Global greening has a whole new perspective as the Irish Tourist Board has persuaded more and more beautiful heritage sites to join in the green campaign. The only human architectural structure to be seen from Space is the Great Wall of China and if the astronauts in the ISS are hurtling past that way this St Patrick’s Day they will see it as a long snaking green streak.
Other world-famous landmarks are joining in the Paddy’s day shenanigans. In Brazil, gearing up to be host city to the next Olympic Games, they pay tribute to their expected Irish visitors by lighting up Christ the Redeemer on his lofty perch above the bay of Rio. Children at Disneyland Paris would be forgiven for thinking that Shrek and Princes Fiona had moved into Sleeping Beauty’s Castle as it too goes the color of a shamrock. In Dubai, the Burj Al Arab looks all set sail to head off into the desert with a bright green sail. The Little Mermaid in Copenhagen is not feeling seasick, she is signalling her support to the Irishmen and women across the water.
The Niagara Falls are gushing green, and on a similar watery note, Glasgow’s Hydro Arena is too. Tourists waiting to take their photographs on the iconic zebra crossing outside the Abbey Road recording studios in London, immortalized by The Beatles, will find their pictures have a green tint. The white stripes have had a St Patrick’s Day makeover.
The London Eye is rotating in a green cycle, now one of the most iconic monuments in Britain’s capital, with its backdrop of the Houses of Parliament. A structure requiring a different sort of head for heights is the Holmenkoolen ski jump in Oslo. It will be glimmering away in the national colour of Ireland.
Down Under, the Sydney Opera House will not be missing out on the celebrations and its normally gleaming white shells will be a glorious green.
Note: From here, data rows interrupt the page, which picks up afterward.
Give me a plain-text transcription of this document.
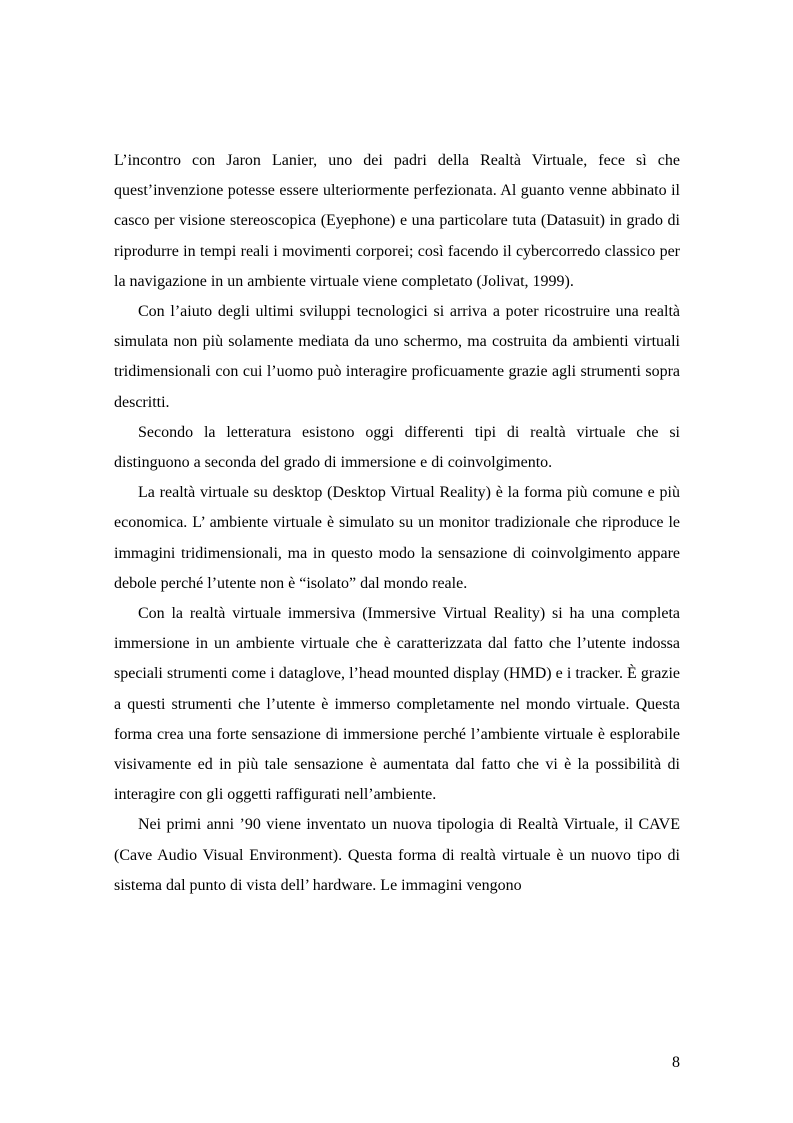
L’incontro con Jaron Lanier, uno dei padri della Realtà Virtuale, fece sì che quest’invenzione potesse essere ulteriormente perfezionata. Al guanto venne abbinato il casco per visione stereoscopica (Eyephone) e una particolare tuta (Datasuit) in grado di riprodurre in tempi reali i movimenti corporei; così facendo il cybercorredo classico per la navigazione in un ambiente virtuale viene completato (Jolivat, 1999).

Con l’aiuto degli ultimi sviluppi tecnologici si arriva a poter ricostruire una realtà simulata non più solamente mediata da uno schermo, ma costruita da ambienti virtuali tridimensionali con cui l’uomo può interagire proficuamente grazie agli strumenti sopra descritti.

Secondo la letteratura esistono oggi differenti tipi di realtà virtuale che si distinguono a seconda del grado di immersione e di coinvolgimento.

La realtà virtuale su desktop (Desktop Virtual Reality) è la forma più comune e più economica. L’ ambiente virtuale è simulato su un monitor tradizionale che riproduce le immagini tridimensionali, ma in questo modo la sensazione di coinvolgimento appare debole perché l’utente non è “isolato” dal mondo reale.

Con la realtà virtuale immersiva (Immersive Virtual Reality) si ha una completa immersione in un ambiente virtuale che è caratterizzata dal fatto che l’utente indossa speciali strumenti come i dataglove, l’head mounted display (HMD) e i tracker. È grazie a questi strumenti che l’utente è immerso completamente nel mondo virtuale. Questa forma crea una forte sensazione di immersione perché l’ambiente virtuale è esplorabile visivamente ed in più tale sensazione è aumentata dal fatto che vi è la possibilità di interagire con gli oggetti raffigurati nell’ambiente.

Nei primi anni ’90 viene inventato un nuova tipologia di Realtà Virtuale, il CAVE (Cave Audio Visual Environment). Questa forma di realtà virtuale è un nuovo tipo di sistema dal punto di vista dell’ hardware. Le immagini vengono

8
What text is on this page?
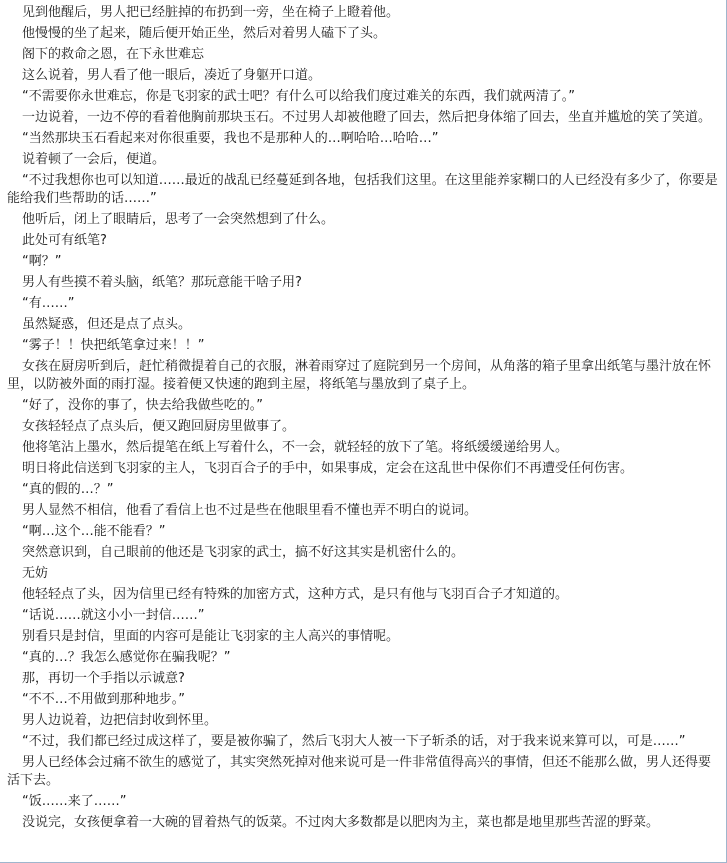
见到他醒后，男人把已经脏掉的布扔到一旁，坐在椅子上瞪着他。

他慢慢的坐了起来，随后便开始正坐，然后对着男人磕下了头。

阁下的救命之恩，在下永世难忘

这么说着，男人看了他一眼后，凑近了身躯开口道。

“不需要你永世难忘，你是飞羽家的武士吧？有什么可以给我们度过难关的东西，我们就两清了。”

一边说着，一边不停的看着他胸前那块玉石。不过男人却被他瞪了回去，然后把身体缩了回去，坐直并尴尬的笑了笑道。

“当然那块玉石看起来对你很重要，我也不是那种人的…啊哈哈…哈哈…”

说着顿了一会后，便道。

“不过我想你也可以知道……最近的战乱已经蔓延到各地，包括我们这里。在这里能养家糊口的人已经没有多少了，你要是能给我们些帮助的话……”

他听后，闭上了眼睛后，思考了一会突然想到了什么。

此处可有纸笔?

“啊？”

男人有些摸不着头脑，纸笔？那玩意能干啥子用?

“有……”

虽然疑惑，但还是点了点头。

“雾子！！快把纸笔拿过来！！”

女孩在厨房听到后，赶忙稍微提着自己的衣服，淋着雨穿过了庭院到另一个房间，从角落的箱子里拿出纸笔与墨汁放在怀里，以防被外面的雨打湿。接着便又快速的跑到主屋，将纸笔与墨放到了桌子上。

“好了，没你的事了，快去给我做些吃的。”

女孩轻轻点了点头后，便又跑回厨房里做事了。

他将笔沾上墨水，然后提笔在纸上写着什么，不一会，就轻轻的放下了笔。将纸缓缓递给男人。

明日将此信送到飞羽家的主人，飞羽百合子的手中，如果事成，定会在这乱世中保你们不再遭受任何伤害。

“真的假的…？”

男人显然不相信，他看了看信上也不过是些在他眼里看不懂也弄不明白的说词。

“啊…这个…能不能看？”

突然意识到，自己眼前的他还是飞羽家的武士，搞不好这其实是机密什么的。

无妨

他轻轻点了头，因为信里已经有特殊的加密方式，这种方式，是只有他与飞羽百合子才知道的。

“话说……就这小小一封信……”

别看只是封信，里面的内容可是能让飞羽家的主人高兴的事情呢。

“真的…？我怎么感觉你在骗我呢？”

那，再切一个手指以示诚意?

“不不…不用做到那种地步。”

男人边说着，边把信封收到怀里。

“不过，我们都已经过成这样了，要是被你骗了，然后飞羽大人被一下子斩杀的话，对于我来说来算可以，可是……”

男人已经体会过痛不欲生的感觉了，其实突然死掉对他来说可是一件非常值得高兴的事情，但还不能那么做，男人还得要活下去。

“饭……来了……”

没说完，女孩便拿着一大碗的冒着热气的饭菜。不过肉大多数都是以肥肉为主，菜也都是地里那些苦涩的野菜。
The St Patrick’s Day parade was already held at the weekend, as in many places, and to remind Irish ex-pats of home, it turned on torrents of rain as well.
The Leaning Tower of Pisa, another building famous for its unusual calibrations, is on a green lean. The “Welcome to Fabulous Las Vegas” sign is greenlit, so is the Table Mountain in South Africa and the Allianz Arena in Munich. More and more famous landmarks seem to join in with the green illumination fever every year, and at this rate, there won’t be a building left in its natural shades when the day comes round to honor St Patrick.
It’s not just bricks and mortar either. Chicago went for a flowing tribute, by dying the river green, as did the citizens of Vilnius in Lithuania. In New York, a gigantic Kermit the Frog floated over the parade, one of the few symbols that didn’t have to change color to keep in with the proceedings.
Back in Mother Ireland with the rugby team just having secured the Six Nations title over the weekend, it is to be expected that the green gallivanting will be brighter than ever.
The whole world loves St Patrick’s Day and instead of being green with envy for the great Irish culture and traditions, they have all decided to join in the fun instead.